3 police officers shot in Miami; 2 suspects die in shootout

December 10, 2013 

An armed drugstore robbery and subsequent manhunt left three officers shot and two people dead in Northwest Miami-Dade on Tuesday.

Three Miami-Dade officers struck by gunfire — one in the stomach, two in their arms — were rushed to Jackson Memorial Hospital. They all are expected to survive, as are two officers from Miami and one from Hialeah who suffered other injuries in the violent confrontation that spanned multiple scenes and snarled rush-hour traffic.

The deadly series of events began before dawn, when 27-year-old Adrian Montesano tried to rob a Walgreens near Northwest 27th Avenue and West Flagler Street in Little Havana, according to multiple law enforcement sources and a man who said he was a friend of Montesano’s.

A Miami police union released a security camera image showing Montesano holding a woman at gunpoint in the store, his left forearm around her neck and his right hand holding a handgun to her head.

When police caught up with Montesano near Northwest 27th Avenue and 22nd Street, he allegedly shot in the abdomen an officer who tried to arrest him. Montesano ditched his pickup truck emblazoned with his air-conditioning company's logo, taking the Miami-Dade officer's gun and speeding off in the officer's patrol car, police said.

Police found the injured officer's squad car abandoned in Hialeah about 5:30 a.m. Soon after, Hialeah police spotted Montesano and another person in a blue Volvo near East Sixth Street and 10th Avenue.

Officers pursued the Volvo to Northwest 27th Avenue and 65th Street, where it crashed, wedged between a tree and a utility pole.

As police moved in, officers from multiple departments exchanged gunfire with the people who were in the car. Both of them died, police said. It's unclear who Montesano was with or how they got caught up in the incident.

Dozens of officers from several departments congregated at Ryder Trauma Center on Tuesday to support their injured colleagues. The two officers shot in the arms were treated and released; the third was recovering from surgery.

“He’s in good shape and is going to recover. Thank God it was not a life-sustaining organ that was penetrated,” Miami-Dade Police Director J.D. Patterson said of the officer shot in the abdomen, who several law enforcement sources identified as Saul Rodriguez.

Rodriguez also fell under gunfire from a suspect in a 2011 incident in Northwest Miami-Dade.
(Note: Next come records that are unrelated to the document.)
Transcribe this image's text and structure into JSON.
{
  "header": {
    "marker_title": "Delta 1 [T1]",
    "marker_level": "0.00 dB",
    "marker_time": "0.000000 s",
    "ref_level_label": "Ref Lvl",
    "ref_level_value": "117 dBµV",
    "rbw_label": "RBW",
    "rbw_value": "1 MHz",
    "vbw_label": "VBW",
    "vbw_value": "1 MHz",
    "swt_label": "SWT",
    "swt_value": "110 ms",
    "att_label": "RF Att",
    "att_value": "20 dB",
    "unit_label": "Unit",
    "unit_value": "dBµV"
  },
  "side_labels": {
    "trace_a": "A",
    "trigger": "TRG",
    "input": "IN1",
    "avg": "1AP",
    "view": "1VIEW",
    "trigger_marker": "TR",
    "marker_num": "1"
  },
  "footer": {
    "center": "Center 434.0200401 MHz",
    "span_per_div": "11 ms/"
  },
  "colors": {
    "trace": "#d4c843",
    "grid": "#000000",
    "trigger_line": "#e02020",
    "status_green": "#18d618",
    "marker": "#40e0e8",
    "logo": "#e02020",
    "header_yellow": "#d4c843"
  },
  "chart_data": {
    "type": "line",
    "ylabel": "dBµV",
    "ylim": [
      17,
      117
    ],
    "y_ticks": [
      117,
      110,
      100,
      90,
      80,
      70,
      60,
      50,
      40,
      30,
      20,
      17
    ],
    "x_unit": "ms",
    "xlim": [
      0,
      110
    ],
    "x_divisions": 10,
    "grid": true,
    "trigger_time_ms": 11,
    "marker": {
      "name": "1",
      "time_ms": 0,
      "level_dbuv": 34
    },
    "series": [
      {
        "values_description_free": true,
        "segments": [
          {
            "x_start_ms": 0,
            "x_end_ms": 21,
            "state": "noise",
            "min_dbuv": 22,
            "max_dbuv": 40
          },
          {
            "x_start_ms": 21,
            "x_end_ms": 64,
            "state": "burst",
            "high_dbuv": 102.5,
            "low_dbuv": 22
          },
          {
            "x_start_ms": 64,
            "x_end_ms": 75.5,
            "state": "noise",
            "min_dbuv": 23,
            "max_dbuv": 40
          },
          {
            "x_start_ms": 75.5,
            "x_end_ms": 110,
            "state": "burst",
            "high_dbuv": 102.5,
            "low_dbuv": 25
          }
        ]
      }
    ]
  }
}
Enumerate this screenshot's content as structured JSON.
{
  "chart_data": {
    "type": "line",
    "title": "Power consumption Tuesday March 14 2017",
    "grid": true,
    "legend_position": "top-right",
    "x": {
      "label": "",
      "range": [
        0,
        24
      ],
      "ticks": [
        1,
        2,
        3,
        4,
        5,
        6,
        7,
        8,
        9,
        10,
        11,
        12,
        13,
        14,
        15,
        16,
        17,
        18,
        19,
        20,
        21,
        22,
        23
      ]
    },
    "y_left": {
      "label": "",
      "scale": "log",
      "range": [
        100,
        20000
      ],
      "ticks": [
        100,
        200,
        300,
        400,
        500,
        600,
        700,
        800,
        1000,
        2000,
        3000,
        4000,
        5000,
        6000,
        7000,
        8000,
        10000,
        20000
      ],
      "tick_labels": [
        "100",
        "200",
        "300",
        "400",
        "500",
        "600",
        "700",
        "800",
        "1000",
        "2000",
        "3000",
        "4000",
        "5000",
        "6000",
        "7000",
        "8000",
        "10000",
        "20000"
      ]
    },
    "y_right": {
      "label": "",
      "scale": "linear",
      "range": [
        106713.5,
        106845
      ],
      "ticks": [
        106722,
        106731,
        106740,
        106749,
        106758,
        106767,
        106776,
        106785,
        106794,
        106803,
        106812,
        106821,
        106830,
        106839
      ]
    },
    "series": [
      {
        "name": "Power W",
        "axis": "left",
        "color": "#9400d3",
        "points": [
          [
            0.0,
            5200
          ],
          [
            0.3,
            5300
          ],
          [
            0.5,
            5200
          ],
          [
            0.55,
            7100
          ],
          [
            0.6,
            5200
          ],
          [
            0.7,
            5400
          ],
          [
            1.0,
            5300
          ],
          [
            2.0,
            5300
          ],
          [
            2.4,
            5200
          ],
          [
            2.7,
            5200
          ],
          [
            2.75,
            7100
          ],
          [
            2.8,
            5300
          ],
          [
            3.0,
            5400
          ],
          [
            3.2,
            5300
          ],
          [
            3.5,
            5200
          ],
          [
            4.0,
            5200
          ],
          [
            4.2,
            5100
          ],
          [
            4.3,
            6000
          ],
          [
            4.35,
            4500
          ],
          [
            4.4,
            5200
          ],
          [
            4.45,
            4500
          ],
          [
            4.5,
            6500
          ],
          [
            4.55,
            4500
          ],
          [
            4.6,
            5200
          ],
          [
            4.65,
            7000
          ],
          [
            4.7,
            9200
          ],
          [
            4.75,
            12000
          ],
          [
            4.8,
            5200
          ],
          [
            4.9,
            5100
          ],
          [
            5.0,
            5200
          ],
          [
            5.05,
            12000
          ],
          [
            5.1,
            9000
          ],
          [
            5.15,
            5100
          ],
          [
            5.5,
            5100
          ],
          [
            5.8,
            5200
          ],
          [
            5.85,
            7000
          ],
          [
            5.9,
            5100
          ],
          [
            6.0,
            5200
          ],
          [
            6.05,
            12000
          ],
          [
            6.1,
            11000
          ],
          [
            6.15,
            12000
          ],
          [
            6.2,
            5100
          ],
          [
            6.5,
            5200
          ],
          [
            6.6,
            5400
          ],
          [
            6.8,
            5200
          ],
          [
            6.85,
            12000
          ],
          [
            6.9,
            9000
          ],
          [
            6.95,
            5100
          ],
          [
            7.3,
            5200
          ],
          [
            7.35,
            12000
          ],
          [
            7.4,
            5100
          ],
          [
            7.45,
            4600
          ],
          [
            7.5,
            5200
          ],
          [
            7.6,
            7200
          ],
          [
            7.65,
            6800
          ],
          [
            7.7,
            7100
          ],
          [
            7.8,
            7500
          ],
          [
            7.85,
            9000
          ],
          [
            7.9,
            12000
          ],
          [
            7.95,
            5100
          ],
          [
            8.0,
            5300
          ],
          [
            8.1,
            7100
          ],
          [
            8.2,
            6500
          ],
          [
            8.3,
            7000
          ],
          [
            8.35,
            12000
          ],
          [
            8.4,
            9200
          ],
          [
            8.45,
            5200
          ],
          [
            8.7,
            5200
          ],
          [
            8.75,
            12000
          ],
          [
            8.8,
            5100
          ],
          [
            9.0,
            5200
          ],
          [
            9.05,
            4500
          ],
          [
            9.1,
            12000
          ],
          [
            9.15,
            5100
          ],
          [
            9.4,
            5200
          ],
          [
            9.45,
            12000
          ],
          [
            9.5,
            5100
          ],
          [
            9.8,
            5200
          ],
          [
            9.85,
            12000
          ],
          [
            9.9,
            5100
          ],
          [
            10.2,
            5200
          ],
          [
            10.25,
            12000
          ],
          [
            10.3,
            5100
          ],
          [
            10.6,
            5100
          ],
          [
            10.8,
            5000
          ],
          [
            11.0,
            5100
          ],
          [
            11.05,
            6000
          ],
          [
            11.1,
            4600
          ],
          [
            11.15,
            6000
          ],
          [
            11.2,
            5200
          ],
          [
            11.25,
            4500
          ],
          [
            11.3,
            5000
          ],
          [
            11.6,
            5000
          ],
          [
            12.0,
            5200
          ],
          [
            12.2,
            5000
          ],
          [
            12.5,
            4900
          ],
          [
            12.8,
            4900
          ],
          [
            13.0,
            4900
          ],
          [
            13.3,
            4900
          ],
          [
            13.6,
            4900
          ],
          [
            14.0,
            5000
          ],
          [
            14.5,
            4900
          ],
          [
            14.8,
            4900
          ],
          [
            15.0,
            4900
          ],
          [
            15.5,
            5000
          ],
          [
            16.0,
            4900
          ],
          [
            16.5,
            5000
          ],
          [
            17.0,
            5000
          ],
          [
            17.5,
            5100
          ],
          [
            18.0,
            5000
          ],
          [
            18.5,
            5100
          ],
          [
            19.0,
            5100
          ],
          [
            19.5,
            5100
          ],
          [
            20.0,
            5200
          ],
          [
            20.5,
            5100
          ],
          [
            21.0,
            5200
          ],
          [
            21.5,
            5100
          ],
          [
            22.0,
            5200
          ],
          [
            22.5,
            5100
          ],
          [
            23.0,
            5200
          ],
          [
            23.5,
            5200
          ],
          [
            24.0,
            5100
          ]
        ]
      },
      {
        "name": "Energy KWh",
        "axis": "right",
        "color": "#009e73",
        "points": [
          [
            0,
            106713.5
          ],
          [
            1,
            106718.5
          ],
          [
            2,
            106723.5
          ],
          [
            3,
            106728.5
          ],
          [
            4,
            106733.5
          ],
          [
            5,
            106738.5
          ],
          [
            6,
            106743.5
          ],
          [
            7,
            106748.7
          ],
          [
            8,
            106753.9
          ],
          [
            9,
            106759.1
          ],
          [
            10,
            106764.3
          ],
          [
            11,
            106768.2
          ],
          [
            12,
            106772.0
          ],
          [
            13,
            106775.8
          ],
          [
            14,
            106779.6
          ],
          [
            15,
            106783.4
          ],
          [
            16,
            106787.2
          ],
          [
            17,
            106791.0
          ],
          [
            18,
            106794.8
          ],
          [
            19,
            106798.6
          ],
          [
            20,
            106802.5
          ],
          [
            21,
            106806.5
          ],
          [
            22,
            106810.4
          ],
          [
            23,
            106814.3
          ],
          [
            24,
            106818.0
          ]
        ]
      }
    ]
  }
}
He was not injured, but his partner was shot in the chest area but survived thanks to a bulletproof vest.

Montesano's record shows one previous run-in with the law: a 2007 arrest in Miami Beach after he cut a fence and drove his truck onto the sand at the 79th Street beach. The truck got stuck, and Montesano was using beach signs to try and create traction for his tires, according to an arrest report.

When Miami Beach officers approached him, Montesano cursed and claimed he had a cousin who was in law enforcement, the report noted. He chuckled when officers ordered him to keep his hands in their sight.

"Defendant was verbally abusive," officers wrote.

Montesano went to Hialeah-Miami Lakes Senior High and was working as an A/C repairman, according to a man at the final shooting scene who declined to give his name. Calling himself a friend of Montesano, the man spoke briefly with reporters before detectives asked to speak with him in private.

Montesano had fallen in with the wrong crowd and had gotten into drugs, the friend said, adding that he tried to rob the Walgreens because he needed money.

“He had an addiction,” Montesano’s friend said. “He was good, he was bad. The last time I spoke to him he was good, you know, he was doing his job, working, what he loved to do. I guess he got with the bad people again and it caused him to do all this.”

Miami-Dade County Mayor Carlos Gimenez spoke with two of the injured county officers at the hospital. He said they were holding up well and said investigators were still putting together the pieces of a bizarre, violent puzzle.

“There seem to be more brazen attacks by people who aren’t right,” Gimenez said. “We need to find out what’s going on. It appears to be ... illogical.”